Wenn die Herstellung von Stahl teurer wird, dürfte auch sein Preis steigen, weshalb Analysten auch von einer Verteuerung all jener Produkte ausgehen, die Stahl enthalten. "Alles wird teurer werden, und grüne Stahlprodukte werden einen Aufschlag erfordern", sagte Stahlanalyst Alan Spence von Jefferies.

Die Berater von McKinsey schätzen unterdessen, dass bei Umsetzung der Klimaverpflichtungen etwa 30 Prozent der Kapazitäten europäischer Stahlhersteller bis 2030 und 100 Prozent bis 2050 kohlenstoffneutral sein könnten. Die USA könnten aufgrund des höheren Anteils der Elektrolichtbogenofenproduktion früher als Europa auf 30 Prozent klimaneutrale Kapazität kommen.


   Ohne China ist der Durchbruch nicht zu machen 

Allerdings, so die World Steel Association, stammten im vergangenen Jahr nur etwa 13 Prozent des weltweiten erzeugten Stahls aus der Europäischen Union, dem Vereinigten Königreich und Nordamerika.
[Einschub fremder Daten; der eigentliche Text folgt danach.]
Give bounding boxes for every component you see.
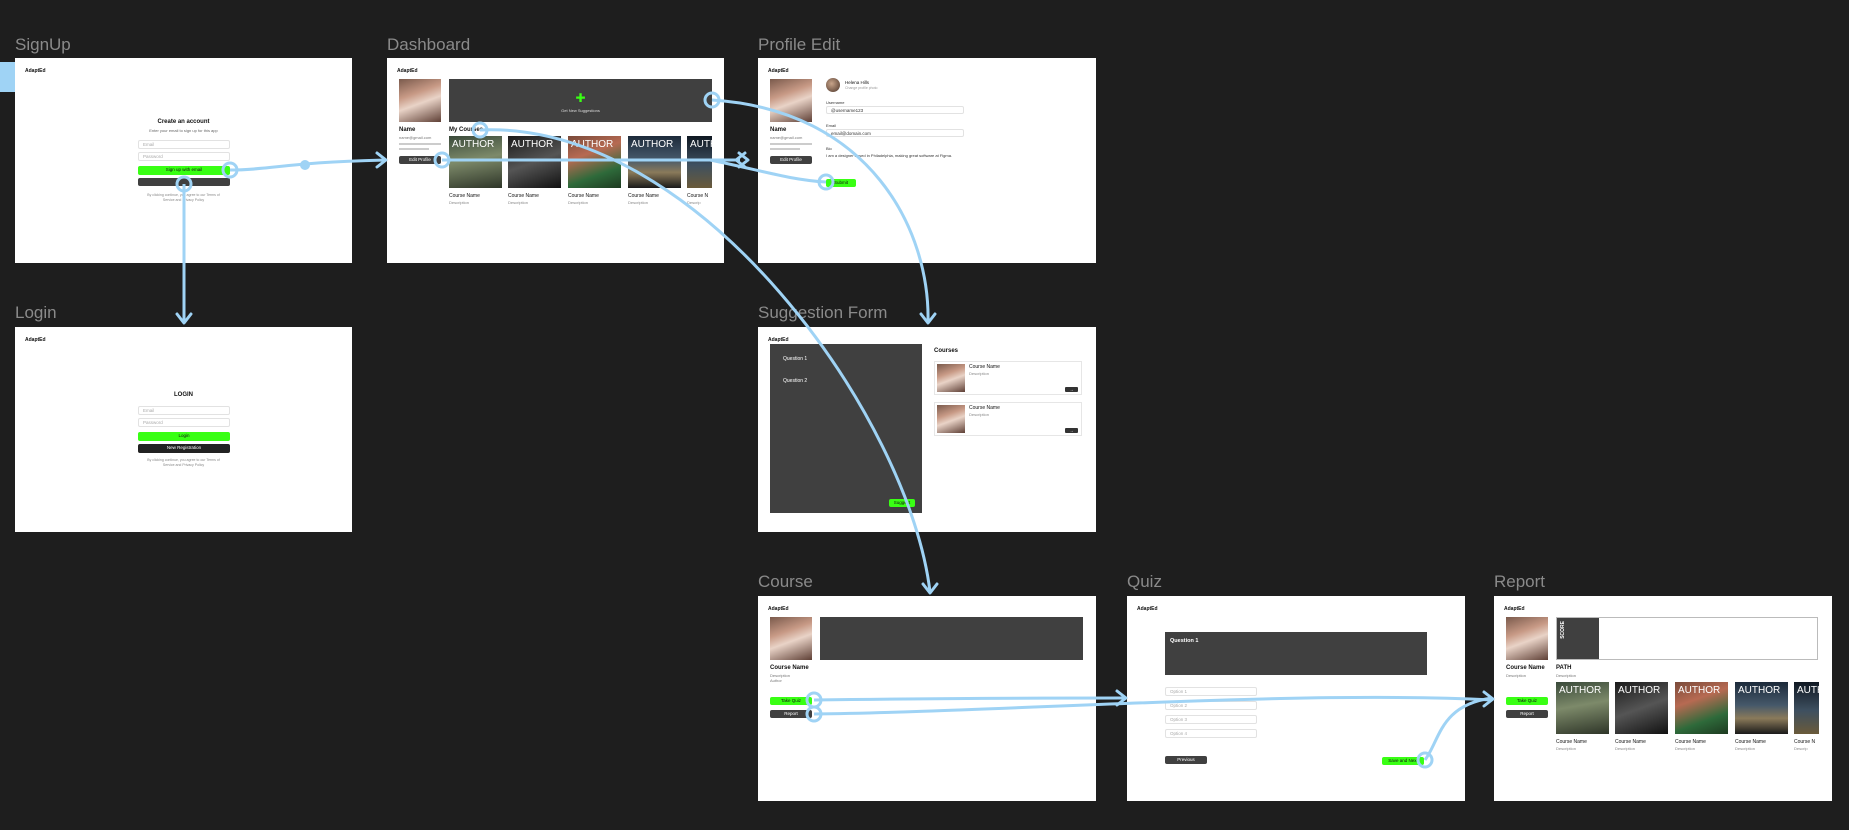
- connector-suggest-suggestionform: [711, 98, 930, 323]
- connector-courses-course: [479, 128, 932, 593]
- connector-quiz-report: [1423, 696, 1493, 761]
- prototype-connectors: [175, 91, 1495, 769]
- connector-midpoint: [300, 160, 310, 170]
- connector-profile-submit: [709, 158, 827, 184]
- connector-takequiz-quiz: [813, 696, 1127, 702]
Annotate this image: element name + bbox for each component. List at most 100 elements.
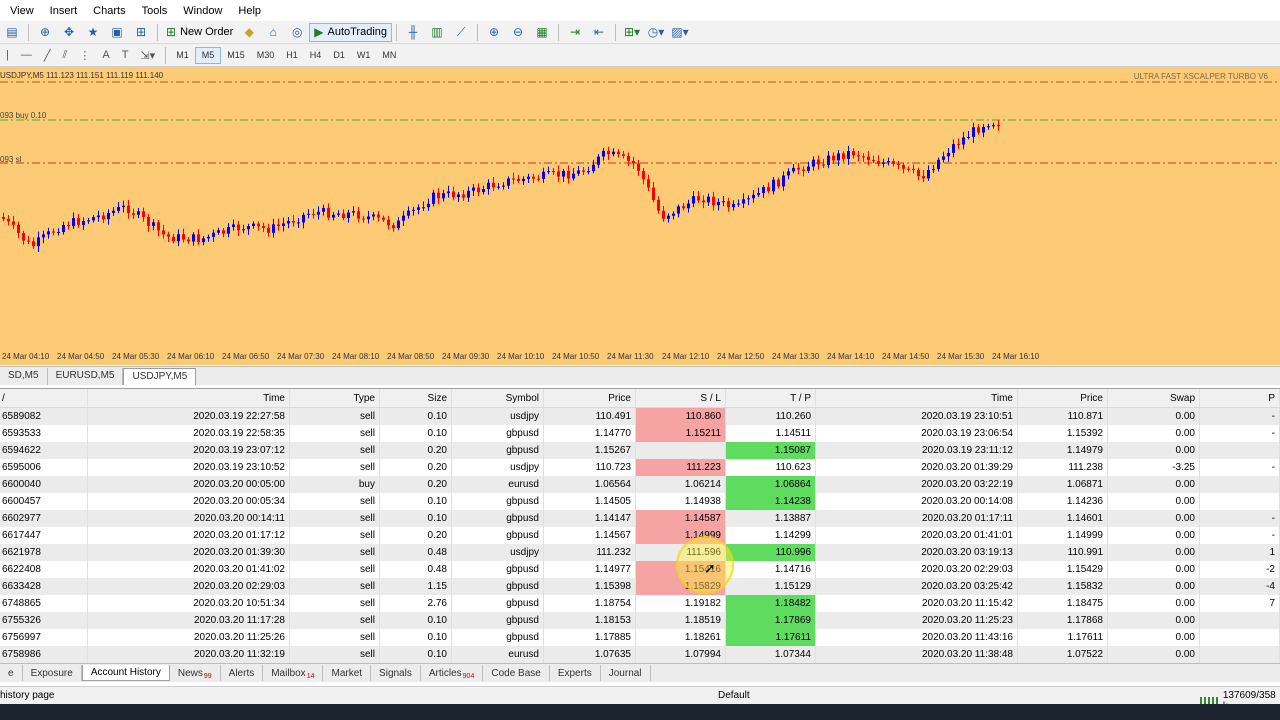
table-row[interactable]: 6602977 2020.03.20 00:14:11 sell 0.10 gbpusd… (0, 510, 1280, 527)
profiles-icon[interactable]: ⊕ (35, 23, 55, 42)
terminal-tab-e[interactable]: e (0, 665, 23, 681)
table-row[interactable]: 6755326 2020.03.20 11:17:28 sell 0.10 gbpusd… (0, 612, 1280, 629)
cell-profit: 7 (1200, 595, 1280, 612)
zoom-out-icon[interactable]: ⊖ (508, 23, 528, 42)
tester-icon[interactable]: ⊞ (131, 23, 151, 42)
timeframe-m15[interactable]: M15 (221, 47, 251, 64)
timeframe-d1[interactable]: D1 (327, 47, 351, 64)
cell-order-id: 6593533 (0, 425, 88, 442)
col-profit[interactable]: P (1200, 389, 1280, 407)
new-order-button[interactable]: ⊞ New Order (162, 23, 237, 42)
table-row[interactable]: 6621978 2020.03.20 01:39:30 sell 0.48 usdjpy… (0, 544, 1280, 561)
new-chart-icon[interactable]: ▤ (2, 23, 22, 42)
chart-shift-icon[interactable]: ⇤ (589, 23, 609, 42)
templates-icon[interactable]: ▨▾ (670, 23, 690, 42)
crosshair-icon[interactable]: ✥ (59, 23, 79, 42)
col-open-price[interactable]: Price (544, 389, 636, 407)
market-icon[interactable]: ⌂ (263, 23, 283, 42)
timeframe-h4[interactable]: H4 (304, 47, 328, 64)
candle-body (577, 170, 580, 174)
price-chart[interactable]: USDJPY,M5 111.123 111.151 111.119 111.14… (0, 67, 1280, 365)
terminal-tab-signals[interactable]: Signals (371, 665, 421, 681)
tile-windows-icon[interactable]: ▦ (532, 23, 552, 42)
col-tp[interactable]: T / P (726, 389, 816, 407)
candle-body (452, 191, 455, 198)
terminal-icon[interactable]: ▣ (107, 23, 127, 42)
zoom-in-icon[interactable]: ⊕ (484, 23, 504, 42)
cell-swap: 0.00 (1108, 544, 1200, 561)
menu-charts[interactable]: Charts (85, 5, 133, 17)
timeframe-mn[interactable]: MN (376, 47, 402, 64)
col-close-price[interactable]: Price (1018, 389, 1108, 407)
table-row[interactable]: 6756997 2020.03.20 11:25:26 sell 0.10 gbpusd… (0, 629, 1280, 646)
auto-scroll-icon[interactable]: ⇥ (565, 23, 585, 42)
menu-tools[interactable]: Tools (134, 5, 176, 17)
chart-tab-gbpusd[interactable]: SD,M5 (0, 368, 48, 385)
text-icon[interactable]: A (102, 49, 109, 61)
cell-swap: 0.00 (1108, 561, 1200, 578)
terminal-tab-mailbox[interactable]: Mailbox 14 (263, 665, 324, 681)
autotrading-button[interactable]: ▶ AutoTrading (309, 22, 393, 42)
table-row[interactable]: 6633428 2020.03.20 02:29:03 sell 1.15 gbpusd… (0, 578, 1280, 595)
signals-icon[interactable]: ◎ (287, 23, 307, 42)
chart-tab-eurusd[interactable]: EURUSD,M5 (48, 368, 124, 385)
bar-chart-icon[interactable]: ╫ (403, 23, 423, 42)
col-swap[interactable]: Swap (1108, 389, 1200, 407)
timeframe-m5[interactable]: M5 (194, 46, 222, 64)
menu-help[interactable]: Help (230, 5, 269, 17)
cell-close-price: 111.238 (1018, 459, 1108, 476)
terminal-tab-market[interactable]: Market (323, 665, 372, 681)
col-type[interactable]: Type (290, 389, 380, 407)
line-chart-icon[interactable]: ⟋ (451, 23, 471, 42)
arrows-icon[interactable]: ⇲▾ (140, 49, 155, 62)
table-row[interactable]: 6617447 2020.03.20 01:17:12 sell 0.20 gbpusd… (0, 527, 1280, 544)
col-close-time[interactable]: Time (816, 389, 1018, 407)
menu-insert[interactable]: Insert (42, 5, 86, 17)
terminal-tab-alerts[interactable]: Alerts (221, 665, 264, 681)
table-row[interactable]: 6595006 2020.03.19 23:10:52 sell 0.20 usdjpy… (0, 459, 1280, 476)
chart-tab-usdjpy[interactable]: USDJPY,M5 (123, 368, 197, 385)
metaeditor-icon[interactable]: ◆ (239, 23, 259, 42)
cell-order-symbol: usdjpy (452, 408, 544, 425)
menu-window[interactable]: Window (175, 5, 230, 17)
indicators-icon[interactable]: ⊞▾ (622, 23, 642, 42)
col-symbol[interactable]: Symbol (452, 389, 544, 407)
col-open-time[interactable]: Time (88, 389, 290, 407)
cell-profit: - (1200, 527, 1280, 544)
terminal-tab-articles[interactable]: Articles 904 (421, 665, 484, 681)
label-icon[interactable]: T (122, 49, 129, 61)
navigator-icon[interactable]: ★ (83, 23, 103, 42)
terminal-tab-journal[interactable]: Journal (601, 665, 651, 681)
col-size[interactable]: Size (380, 389, 452, 407)
candle-body (557, 171, 560, 177)
cursor-icon[interactable]: | (6, 49, 9, 61)
timeframe-m1[interactable]: M1 (170, 47, 195, 64)
fibonacci-icon[interactable]: ⋮ (79, 49, 90, 62)
table-row[interactable]: 6622408 2020.03.20 01:41:02 sell 0.48 gbpusd… (0, 561, 1280, 578)
col-sl[interactable]: S / L (636, 389, 726, 407)
terminal-tab-account-history[interactable]: Account History (81, 665, 170, 681)
candlestick-icon[interactable]: ▥ (427, 23, 447, 42)
candle-body (587, 171, 590, 173)
table-row[interactable]: 6589082 2020.03.19 22:27:58 sell 0.10 usdjpy… (0, 408, 1280, 425)
terminal-tab-exposure[interactable]: Exposure (23, 665, 82, 681)
trendline-icon[interactable]: ╱ (44, 49, 51, 62)
terminal-tab-experts[interactable]: Experts (550, 665, 601, 681)
menu-view[interactable]: View (0, 5, 42, 17)
table-row[interactable]: 6758986 2020.03.20 11:32:19 sell 0.10 eurusd… (0, 646, 1280, 663)
col-order[interactable]: / (0, 389, 88, 407)
terminal-tab-code-base[interactable]: Code Base (483, 665, 550, 681)
periods-icon[interactable]: ◷▾ (646, 23, 666, 42)
timeframe-h1[interactable]: H1 (280, 47, 304, 64)
timeframe-m30[interactable]: M30 (251, 47, 281, 64)
timeframe-w1[interactable]: W1 (351, 47, 377, 64)
table-row[interactable]: 6600457 2020.03.20 00:05:34 sell 0.10 gbpusd… (0, 493, 1280, 510)
candle-body (382, 217, 385, 220)
table-row[interactable]: 6594622 2020.03.19 23:07:12 sell 0.20 gbpusd… (0, 442, 1280, 459)
horizontal-line-icon[interactable]: — (21, 49, 32, 61)
table-row[interactable]: 6593533 2020.03.19 22:58:35 sell 0.10 gbpusd… (0, 425, 1280, 442)
terminal-tab-news[interactable]: News 99 (170, 665, 221, 681)
table-row[interactable]: 6600040 2020.03.20 00:05:00 buy 0.20 eurusd 1… (0, 476, 1280, 493)
table-row[interactable]: 6748865 2020.03.20 10:51:34 sell 2.76 gbpusd… (0, 595, 1280, 612)
channel-icon[interactable]: ⫽ (62, 49, 67, 62)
China produziert etwa 57 Prozent des weltweiten Stahlangebots, und davon werden nach Angaben des Kohle- und Erzlieferanten BHP etwa 90 Prozent im Hochofen hergestellt. Chinas Hochöfen sind mit einem Durchschnittsalter von 12 Jahren vergleichsweise neu und deshalb kaum am Ende ihrer Lebenszeit, verglichen mit 53 bzw. 45 Jahren in Nordamerika und Europa, wie die Daten von BHP zeigen.

Stahlanalysten zufolge gibt es in China weniger Pläne zur Dekarbonisierung der Stahlproduktion als im Westen. Das Land geht davon aus, dass seine Treibhausgasemissionen im Jahr 2030 ihren Höhepunkt erreichen werden und bis 2060 in Richtung netto null tendieren werden.

Allein in der ersten Hälfte des Jahres 2021 wurden in China insgesamt 18 neue Hochofenprojekte angekündigt, wie die Interessengruppe Centre for Research on Energy and Clean Air berichtet.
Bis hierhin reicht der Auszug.